The day before, WikiLeaks had tweeted links to what the group said was 678.4 megabytes of DNC documents.

Yet, that wasn’t the only trip up. ABC News’ Brian Ross recently reported that candidate Donald Trump ordered former National Security Adviser Michael Flynn to make contact with the Russians during the 2016 campaign. Nope—he was instructed after Trump won the election. And there is nothing unusual about President-elect Donald Trump ordering someone who would be on his national security team from laying down a diplomatic groundwork for an incoming administration. Ross was suspended without pay for four weeks after this disastrous December 1 story and will be taken off any assignments relating to President Trump. Ross’ report also tanked the markets. Axios also reported on the recent Trump-Russia trip ups from the news media. There were three of them, two we already mentioned [emphasis mine]:

Flynn's testimony: Last Friday, ABC News reported that former national security advisor Michael Flynn was prepared to testify that President Trump, while still a candidate, directed him to contact Russian officials. But later in the day, the network issued a "clarification" that the direction came when Trump was president-elect. That changed the impact of the story entirely as it's a common occurrence for presidential transition teams to reach out to foreign governments.

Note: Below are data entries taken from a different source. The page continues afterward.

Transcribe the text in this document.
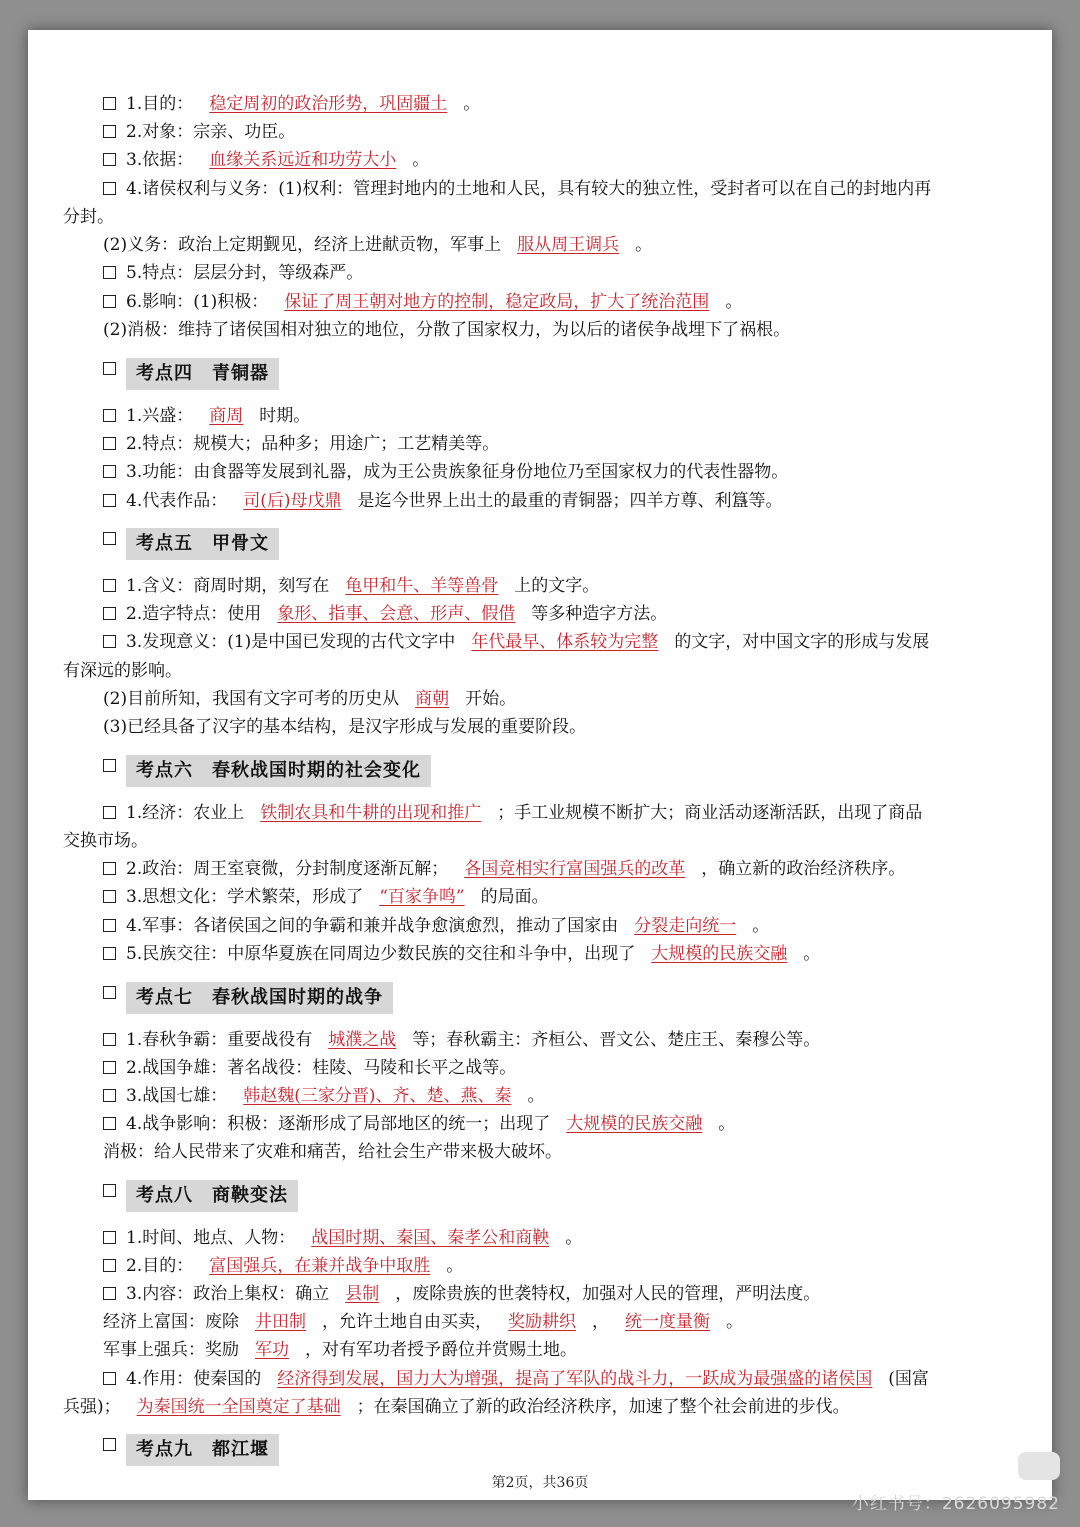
1.目的： 稳定周初的政治形势，巩固疆土 。
2.对象：宗亲、功臣。
3.依据： 血缘关系远近和功劳大小 。
4.诸侯权利与义务：(1)权利：管理封地内的土地和人民，具有较大的独立性，受封者可以在自己的封地内再
分封。
(2)义务：政治上定期觐见，经济上进献贡物，军事上 服从周王调兵 。
5.特点：层层分封，等级森严。
6.影响：(1)积极： 保证了周王朝对地方的控制，稳定政局，扩大了统治范围 。
(2)消极：维持了诸侯国相对独立的地位，分散了国家权力，为以后的诸侯争战埋下了祸根。
考点四　青铜器
1.兴盛： 商周 时期。
2.特点：规模大；品种多；用途广；工艺精美等。
3.功能：由食器等发展到礼器，成为王公贵族象征身份地位乃至国家权力的代表性器物。
4.代表作品： 司(后)母戊鼎 是迄今世界上出土的最重的青铜器；四羊方尊、利簋等。
考点五　甲骨文
1.含义：商周时期，刻写在 龟甲和牛、羊等兽骨 上的文字。
2.造字特点：使用 象形、指事、会意、形声、假借 等多种造字方法。
3.发现意义：(1)是中国已发现的古代文字中 年代最早、体系较为完整 的文字，对中国文字的形成与发展
有深远的影响。
(2)目前所知，我国有文字可考的历史从 商朝 开始。
(3)已经具备了汉字的基本结构，是汉字形成与发展的重要阶段。
考点六　春秋战国时期的社会变化
1.经济：农业上 铁制农具和牛耕的出现和推广 ；手工业规模不断扩大；商业活动逐渐活跃，出现了商品
交换市场。
2.政治：周王室衰微，分封制度逐渐瓦解； 各国竞相实行富国强兵的改革 ，确立新的政治经济秩序。
3.思想文化：学术繁荣，形成了 “百家争鸣” 的局面。
4.军事：各诸侯国之间的争霸和兼并战争愈演愈烈，推动了国家由 分裂走向统一 。
5.民族交往：中原华夏族在同周边少数民族的交往和斗争中，出现了 大规模的民族交融 。
考点七　春秋战国时期的战争
1.春秋争霸：重要战役有 城濮之战 等；春秋霸主：齐桓公、晋文公、楚庄王、秦穆公等。
2.战国争雄：著名战役：桂陵、马陵和长平之战等。
3.战国七雄： 韩赵魏(三家分晋)、齐、楚、燕、秦 。
4.战争影响：积极：逐渐形成了局部地区的统一；出现了 大规模的民族交融 。
消极：给人民带来了灾难和痛苦，给社会生产带来极大破坏。
考点八　商鞅变法
1.时间、地点、人物： 战国时期、秦国、秦孝公和商鞅 。
2.目的： 富国强兵，在兼并战争中取胜 。
3.内容：政治上集权：确立 县制 ，废除贵族的世袭特权，加强对人民的管理，严明法度。
经济上富国：废除 井田制 ，允许土地自由买卖， 奖励耕织 ， 统一度量衡 。
军事上强兵：奖励 军功 ，对有军功者授予爵位并赏赐土地。
4.作用：使秦国的 经济得到发展，国力大为增强，提高了军队的战斗力，一跃成为最强盛的诸侯国 (国富
兵强)； 为秦国统一全国奠定了基础 ；在秦国确立了新的政治经济秩序，加速了整个社会前进的步伐。
考点九　都江堰
第2页，共36页
小红书号：2626095982
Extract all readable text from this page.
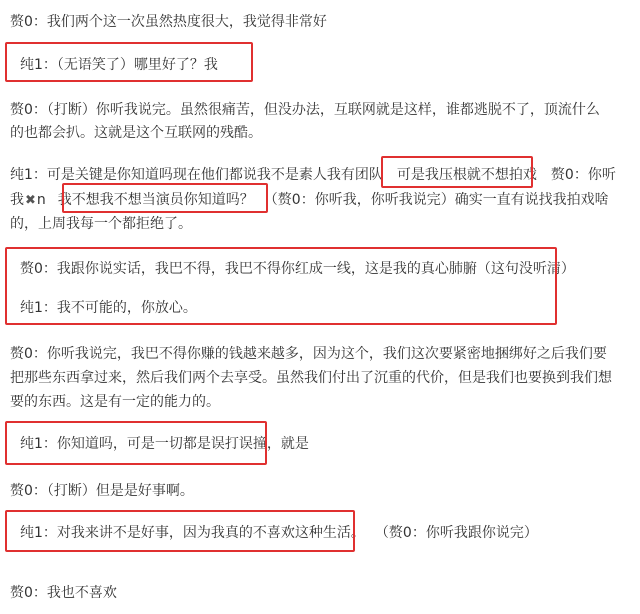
赘0：我们两个这一次虽然热度很大，我觉得非常好
纯1：（无语笑了）哪里好了？我
赘0：（打断）你听我说完。虽然很痛苦，但没办法，互联网就是这样，谁都逃脱不了，顶流什么
的也都会扒。这就是这个互联网的残酷。
纯1：可是关键是你知道吗现在他们都说我不是素人我有团队 可是我压根就不想拍戏 赘0：你听
我✖n 我不想我不想当演员你知道吗？ （赘0：你听我，你听我说完）确实一直有说找我拍戏啥
的，上周我每一个都拒绝了。
赘0：我跟你说实话，我巴不得，我巴不得你红成一线，这是我的真心肺腑（这句没听清）
纯1：我不可能的，你放心。
赘0：你听我说完，我巴不得你赚的钱越来越多，因为这个，我们这次要紧密地捆绑好之后我们要
把那些东西拿过来，然后我们两个去享受。虽然我们付出了沉重的代价，但是我们也要换到我们想
要的东西。这是有一定的能力的。
纯1：你知道吗，可是一切都是误打误撞，就是
赘0：（打断）但是是好事啊。
纯1：对我来讲不是好事，因为我真的不喜欢这种生活。 （赘0：你听我跟你说完）
赘0：我也不喜欢
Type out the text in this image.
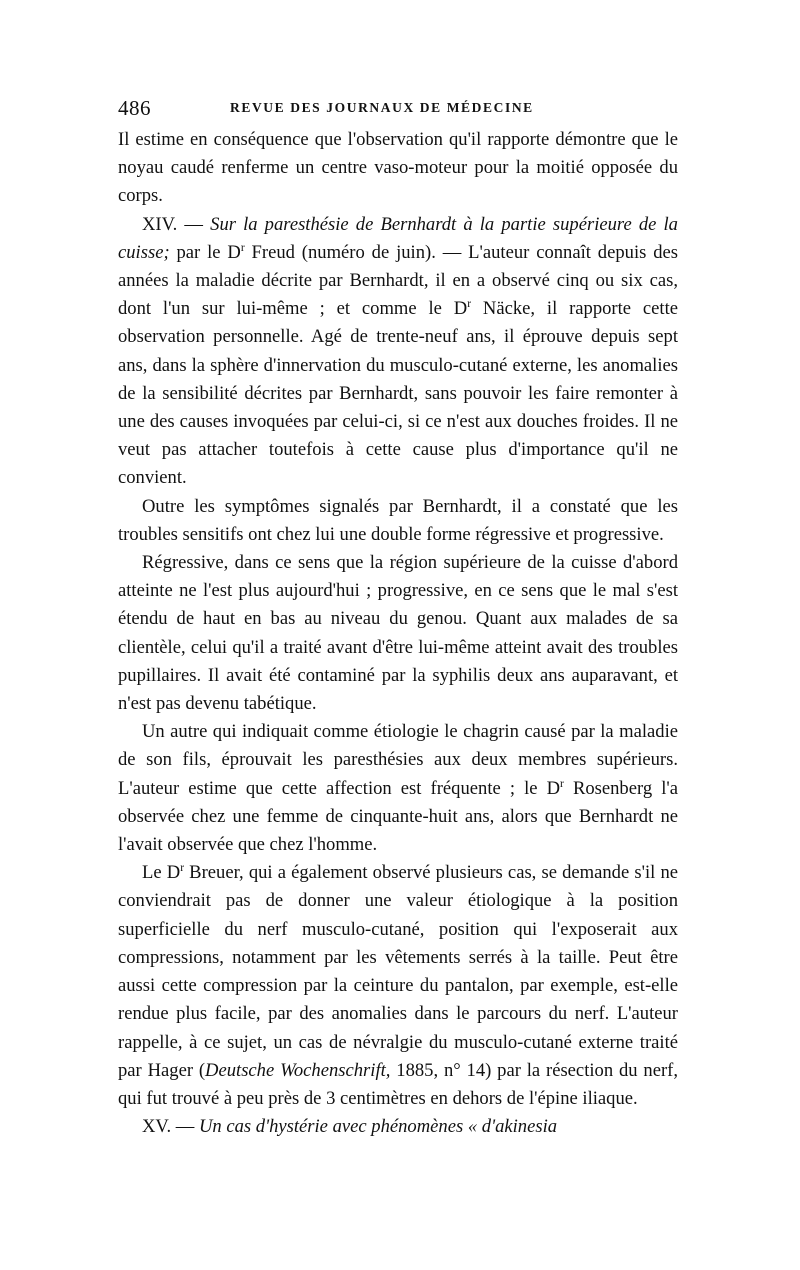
486	REVUE DES JOURNAUX DE MÉDECINE

Il estime en conséquence que l'observation qu'il rapporte démontre que le noyau caudé renferme un centre vaso-moteur pour la moitié opposée du corps.

XIV. — Sur la paresthésie de Bernhardt à la partie supérieure de la cuisse; par le $D^r$ Freud (numéro de juin). — L'auteur connaît depuis des années la maladie décrite par Bernhardt, il en a observé cinq ou six cas, dont l'un sur lui-même ; et comme le $D^r$ Näcke, il rapporte cette observation personnelle. Agé de trente-neuf ans, il éprouve depuis sept ans, dans la sphère d'innervation du musculo-cutané externe, les anomalies de la sensibilité décrites par Bernhardt, sans pouvoir les faire remonter à une des causes invoquées par celui-ci, si ce n'est aux douches froides. Il ne veut pas attacher toutefois à cette cause plus d'importance qu'il ne convient.

Outre les symptômes signalés par Bernhardt, il a constaté que les troubles sensitifs ont chez lui une double forme régressive et progressive.

Régressive, dans ce sens que la région supérieure de la cuisse d'abord atteinte ne l'est plus aujourd'hui ; progressive, en ce sens que le mal s'est étendu de haut en bas au niveau du genou. Quant aux malades de sa clientèle, celui qu'il a traité avant d'être lui-même atteint avait des troubles pupillaires. Il avait été contaminé par la syphilis deux ans auparavant, et n'est pas devenu tabétique.

Un autre qui indiquait comme étiologie le chagrin causé par la maladie de son fils, éprouvait les paresthésies aux deux membres supérieurs. L'auteur estime que cette affection est fréquente ; le $D^r$ Rosenberg l'a observée chez une femme de cinquante-huit ans, alors que Bernhardt ne l'avait observée que chez l'homme.

Le $D^r$ Breuer, qui a également observé plusieurs cas, se demande s'il ne conviendrait pas de donner une valeur étiologique à la position superficielle du nerf musculo-cutané, position qui l'exposerait aux compressions, notamment par les vêtements serrés à la taille. Peut être aussi cette compression par la ceinture du pantalon, par exemple, est-elle rendue plus facile, par des anomalies dans le parcours du nerf. L'auteur rappelle, à ce sujet, un cas de névralgie du musculo-cutané externe traité par Hager (Deutsche Wochenschrift, 1885, n° 14) par la résection du nerf, qui fut trouvé à peu près de 3 centimètres en dehors de l'épine iliaque.

XV. — Un cas d'hystérie avec phénomènes « d'akinesia
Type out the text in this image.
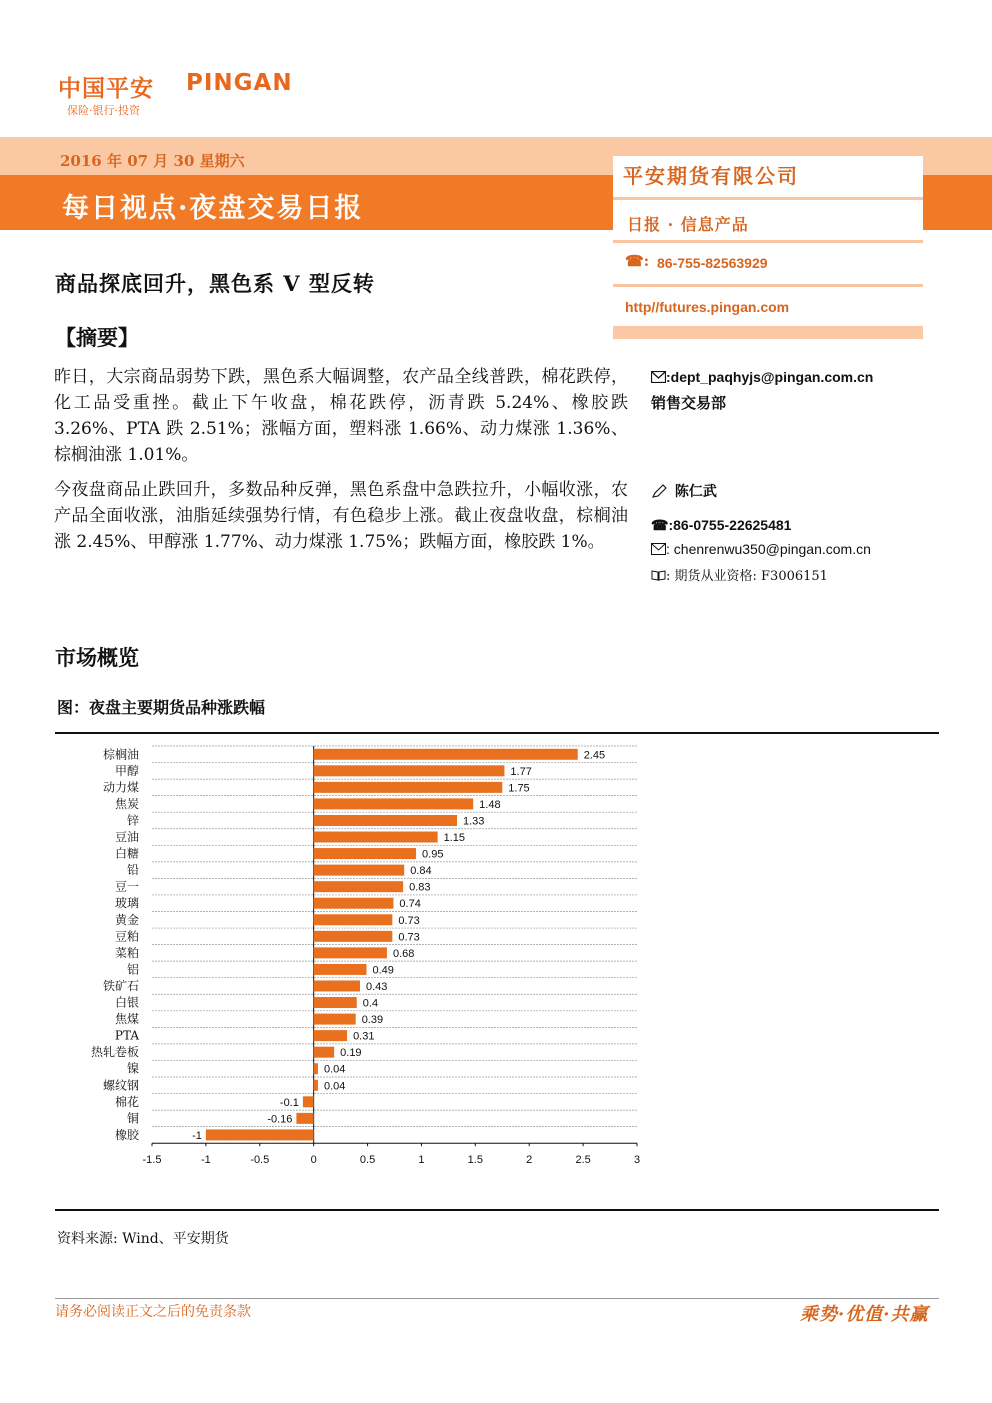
中国平安 PINGAN
保险·银行·投资
2016 年 07 月 30 星期六
每日视点·夜盘交易日报
平安期货有限公司
日报 · 信息产品
☎: 86-755-82563929
http//futures.pingan.com
商品探底回升，黑色系 V 型反转
【摘要】
昨日，大宗商品弱势下跌，黑色系大幅调整，农产品全线普跌，棉花跌停，化工品受重挫。截止下午收盘，棉花跌停，沥青跌 5.24%、橡胶跌 3.26%、PTA 跌 2.51%；涨幅方面，塑料涨 1.66%、动力煤涨 1.36%、棕榈油涨 1.01%。
今夜盘商品止跌回升，多数品种反弹，黑色系盘中急跌拉升，小幅收涨，农产品全面收涨，油脂延续强势行情，有色稳步上涨。截止夜盘收盘，棕榈油涨 2.45%、甲醇涨 1.77%、动力煤涨 1.75%；跌幅方面，橡胶跌 1%。
:dept_paqhyjs@pingan.com.cn
销售交易部
陈仁武
☎:86-0755-22625481
: chenrenwu350@pingan.com.cn
: 期货从业资格: F3006151
市场概览
图：夜盘主要期货品种涨跌幅
棕榈油	2.45
甲醇	1.77
动力煤	1.75
焦炭	1.48
锌	1.33
豆油	1.15
白糖	0.95
铅	0.84
豆一	0.83
玻璃	0.74
黄金	0.73
豆粕	0.73
菜粕	0.68
铝	0.49
铁矿石	0.43
白银	0.4
焦煤	0.39
PTA	0.31
热轧卷板	0.19
镍	0.04
螺纹钢	0.04
棉花	-0.1
铜	-0.16
橡胶	-1
-1.5	-1	-0.5	0	0.5	1	1.5	2	2.5	3
资料来源: Wind、平安期货
请务必阅读正文之后的免责条款	乘势·优值·共赢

Deutsche Bank subpoena: Reuters and Bloomberg both reported on Tuesday that Special Counsel Robert Mueller's investigation had subpoenaed Deutsche Bank for information on accounts relating to President Trump and his family members — seemingly confirming that Mueller had expanded his probe to investigate the president's financial dealings. The WSJ defused that bombshell in a follow-up report stating that the subpoenas actually dealt with "people or entities close to Mr. Trump."

WikiLeaks emails: CNN reported this morning that senior Trump campaign officials, including Trump himself, received an email from an unknown sender on September 4, 2016 that linked them to what could have been unreleased WikiLeaks documents. WaPo issued their own report later in the afternoon that the email was actually sent on September 14 — and linked to a trove of documents that WikiLeaks had publicly released a day earlier.

Yeah, the news media is having some trouble as we’re closing out 2017.